O leitor do SRZD Alan Soares perguntou para Rachel Valença sobre o “embranquecimento” da cultura negra nas escolas de samba. A blogueira do SRZD-Carnaval concordou com o participante e complementou dizendo que as escolas de samba, aos poucos, vão sendo todas coreografadas, perdendo a espontaneidade. Ela deu exemplo da bateria que, mesmo tocando bem, se não for coregorafada, não faz sucesso. “A dança do casal de mestre-sala e porta-bandeira era espontâneo antigamente, o que não existe mais. Ataco coreografia em ala de passistas. É o fim dos tempos. Para quem é capaz de sambar, o samba é resposta individual do corpo ao ritmo”. Hélio Rainho colocou outro ponto. “É muito fácil crucificar os diretores que colocam coreografia. Mas as escolas foram sacrificadas por julgamento que as obrigou a isso”. 
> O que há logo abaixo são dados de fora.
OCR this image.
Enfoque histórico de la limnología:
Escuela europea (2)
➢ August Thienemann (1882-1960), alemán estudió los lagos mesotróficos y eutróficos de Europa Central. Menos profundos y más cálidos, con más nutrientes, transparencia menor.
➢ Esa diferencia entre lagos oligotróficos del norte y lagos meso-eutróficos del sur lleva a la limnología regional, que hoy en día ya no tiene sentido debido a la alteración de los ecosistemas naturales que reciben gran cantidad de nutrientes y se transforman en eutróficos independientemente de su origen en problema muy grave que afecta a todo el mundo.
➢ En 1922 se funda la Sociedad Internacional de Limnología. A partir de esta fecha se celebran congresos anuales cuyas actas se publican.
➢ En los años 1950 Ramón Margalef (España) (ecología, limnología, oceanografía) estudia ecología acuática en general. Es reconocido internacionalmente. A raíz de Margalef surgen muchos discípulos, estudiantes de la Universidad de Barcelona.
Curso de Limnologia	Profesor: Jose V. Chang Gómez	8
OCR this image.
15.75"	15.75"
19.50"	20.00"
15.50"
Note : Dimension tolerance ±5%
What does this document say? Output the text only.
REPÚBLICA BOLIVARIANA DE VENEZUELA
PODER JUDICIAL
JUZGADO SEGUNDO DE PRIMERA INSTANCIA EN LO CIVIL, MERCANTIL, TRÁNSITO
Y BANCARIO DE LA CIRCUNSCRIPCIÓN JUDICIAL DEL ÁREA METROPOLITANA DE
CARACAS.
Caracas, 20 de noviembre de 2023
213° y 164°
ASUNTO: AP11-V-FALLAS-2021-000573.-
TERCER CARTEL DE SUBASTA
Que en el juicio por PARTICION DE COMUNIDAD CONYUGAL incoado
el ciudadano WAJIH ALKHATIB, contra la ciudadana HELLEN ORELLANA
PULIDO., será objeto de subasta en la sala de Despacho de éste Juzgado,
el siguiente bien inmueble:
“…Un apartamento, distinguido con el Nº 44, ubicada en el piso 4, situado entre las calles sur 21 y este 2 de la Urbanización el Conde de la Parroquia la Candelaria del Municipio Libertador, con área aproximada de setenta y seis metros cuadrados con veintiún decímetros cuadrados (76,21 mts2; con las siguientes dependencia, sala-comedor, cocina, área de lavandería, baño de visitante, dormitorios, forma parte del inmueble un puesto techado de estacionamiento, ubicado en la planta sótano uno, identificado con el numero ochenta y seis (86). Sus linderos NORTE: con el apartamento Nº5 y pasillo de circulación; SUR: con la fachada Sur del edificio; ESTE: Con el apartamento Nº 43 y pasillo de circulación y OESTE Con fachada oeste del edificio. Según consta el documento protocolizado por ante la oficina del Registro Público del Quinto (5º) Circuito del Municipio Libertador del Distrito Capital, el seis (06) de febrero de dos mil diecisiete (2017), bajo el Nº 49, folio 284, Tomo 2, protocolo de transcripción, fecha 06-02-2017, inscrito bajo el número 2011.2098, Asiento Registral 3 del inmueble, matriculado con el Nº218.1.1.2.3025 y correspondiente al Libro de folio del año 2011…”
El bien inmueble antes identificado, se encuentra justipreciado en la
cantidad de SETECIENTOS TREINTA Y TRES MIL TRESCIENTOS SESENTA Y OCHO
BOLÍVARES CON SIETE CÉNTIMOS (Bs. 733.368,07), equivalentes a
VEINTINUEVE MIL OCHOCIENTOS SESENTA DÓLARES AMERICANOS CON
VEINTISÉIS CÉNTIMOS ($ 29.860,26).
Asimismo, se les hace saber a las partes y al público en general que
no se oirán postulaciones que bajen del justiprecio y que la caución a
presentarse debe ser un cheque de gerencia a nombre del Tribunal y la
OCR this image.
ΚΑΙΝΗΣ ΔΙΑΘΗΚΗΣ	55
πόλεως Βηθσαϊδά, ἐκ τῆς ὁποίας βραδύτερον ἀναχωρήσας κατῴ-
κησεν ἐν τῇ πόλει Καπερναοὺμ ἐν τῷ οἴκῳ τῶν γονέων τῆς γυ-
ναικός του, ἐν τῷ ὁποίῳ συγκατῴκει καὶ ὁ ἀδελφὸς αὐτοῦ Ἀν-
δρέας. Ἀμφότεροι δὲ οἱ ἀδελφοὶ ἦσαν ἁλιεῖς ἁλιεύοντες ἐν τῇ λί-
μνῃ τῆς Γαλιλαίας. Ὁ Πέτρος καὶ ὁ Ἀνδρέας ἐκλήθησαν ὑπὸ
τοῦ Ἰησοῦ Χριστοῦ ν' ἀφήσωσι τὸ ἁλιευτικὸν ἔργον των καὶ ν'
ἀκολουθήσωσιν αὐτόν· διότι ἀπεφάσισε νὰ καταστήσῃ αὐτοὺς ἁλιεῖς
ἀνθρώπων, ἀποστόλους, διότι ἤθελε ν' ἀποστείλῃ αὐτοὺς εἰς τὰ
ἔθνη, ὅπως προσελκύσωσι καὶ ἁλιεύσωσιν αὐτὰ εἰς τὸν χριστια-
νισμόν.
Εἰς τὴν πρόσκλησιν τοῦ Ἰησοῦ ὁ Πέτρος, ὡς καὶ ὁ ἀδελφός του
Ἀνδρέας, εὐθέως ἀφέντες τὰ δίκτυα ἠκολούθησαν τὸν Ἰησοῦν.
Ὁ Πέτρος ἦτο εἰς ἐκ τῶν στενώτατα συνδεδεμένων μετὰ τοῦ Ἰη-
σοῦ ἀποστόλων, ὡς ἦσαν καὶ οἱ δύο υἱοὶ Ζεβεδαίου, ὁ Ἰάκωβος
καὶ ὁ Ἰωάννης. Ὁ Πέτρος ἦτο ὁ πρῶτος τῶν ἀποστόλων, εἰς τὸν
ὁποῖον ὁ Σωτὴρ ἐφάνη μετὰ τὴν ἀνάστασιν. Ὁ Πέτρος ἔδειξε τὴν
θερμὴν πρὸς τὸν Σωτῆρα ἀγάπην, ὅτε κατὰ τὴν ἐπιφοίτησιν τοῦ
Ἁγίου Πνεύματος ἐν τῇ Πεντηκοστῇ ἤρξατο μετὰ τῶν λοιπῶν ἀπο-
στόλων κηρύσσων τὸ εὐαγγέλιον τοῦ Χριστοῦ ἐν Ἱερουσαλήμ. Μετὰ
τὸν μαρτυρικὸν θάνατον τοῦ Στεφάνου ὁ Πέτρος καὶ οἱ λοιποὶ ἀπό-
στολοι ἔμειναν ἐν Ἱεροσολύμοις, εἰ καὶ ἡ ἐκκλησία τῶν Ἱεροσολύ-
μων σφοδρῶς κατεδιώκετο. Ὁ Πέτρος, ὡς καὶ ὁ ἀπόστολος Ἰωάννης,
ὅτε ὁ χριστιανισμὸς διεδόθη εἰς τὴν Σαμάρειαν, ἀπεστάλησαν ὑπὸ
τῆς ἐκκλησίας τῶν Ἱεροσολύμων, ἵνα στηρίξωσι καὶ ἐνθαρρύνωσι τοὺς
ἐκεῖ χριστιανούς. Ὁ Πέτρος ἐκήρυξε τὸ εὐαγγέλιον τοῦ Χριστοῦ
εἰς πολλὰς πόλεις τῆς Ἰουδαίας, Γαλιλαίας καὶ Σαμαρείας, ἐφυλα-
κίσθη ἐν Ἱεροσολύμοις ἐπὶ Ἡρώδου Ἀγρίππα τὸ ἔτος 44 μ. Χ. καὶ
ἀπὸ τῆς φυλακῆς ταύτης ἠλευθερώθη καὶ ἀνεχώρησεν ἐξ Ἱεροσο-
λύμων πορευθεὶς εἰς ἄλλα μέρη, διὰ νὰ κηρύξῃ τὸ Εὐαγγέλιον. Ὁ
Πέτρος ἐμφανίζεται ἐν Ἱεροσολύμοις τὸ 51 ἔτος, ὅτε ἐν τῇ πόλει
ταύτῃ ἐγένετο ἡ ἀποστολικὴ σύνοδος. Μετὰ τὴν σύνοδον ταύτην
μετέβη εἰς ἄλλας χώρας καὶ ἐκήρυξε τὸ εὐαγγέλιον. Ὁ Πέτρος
Cátia Suzuki, da Caprichosos de Pilares, estava na plateia e foi outra que participou do debate com sua visão. “A opção sexual de cada um é de cada um. Procuramos trazer passista masculino, independente da opção sexual dele. Se hoje em dia a ala de passistas é coreografada, não temos tanta culpa. É culpa do sistema. Na minha concepção, o passista não é mais amor ao samba. Virou status. Não importa ter bom samba ou péssimo samba. Importa ter corpão sarado. Muitas escolas cobram isso. Temos que procurar samba de raiz de verdade. Não podemos esquecer que somos sambistas”. 

Após o fim do primeiro debate do dia, passistas da Mocidade se apresentaram para o público com o samba-enredo de 2014, sendo muito aplaudidos ao final.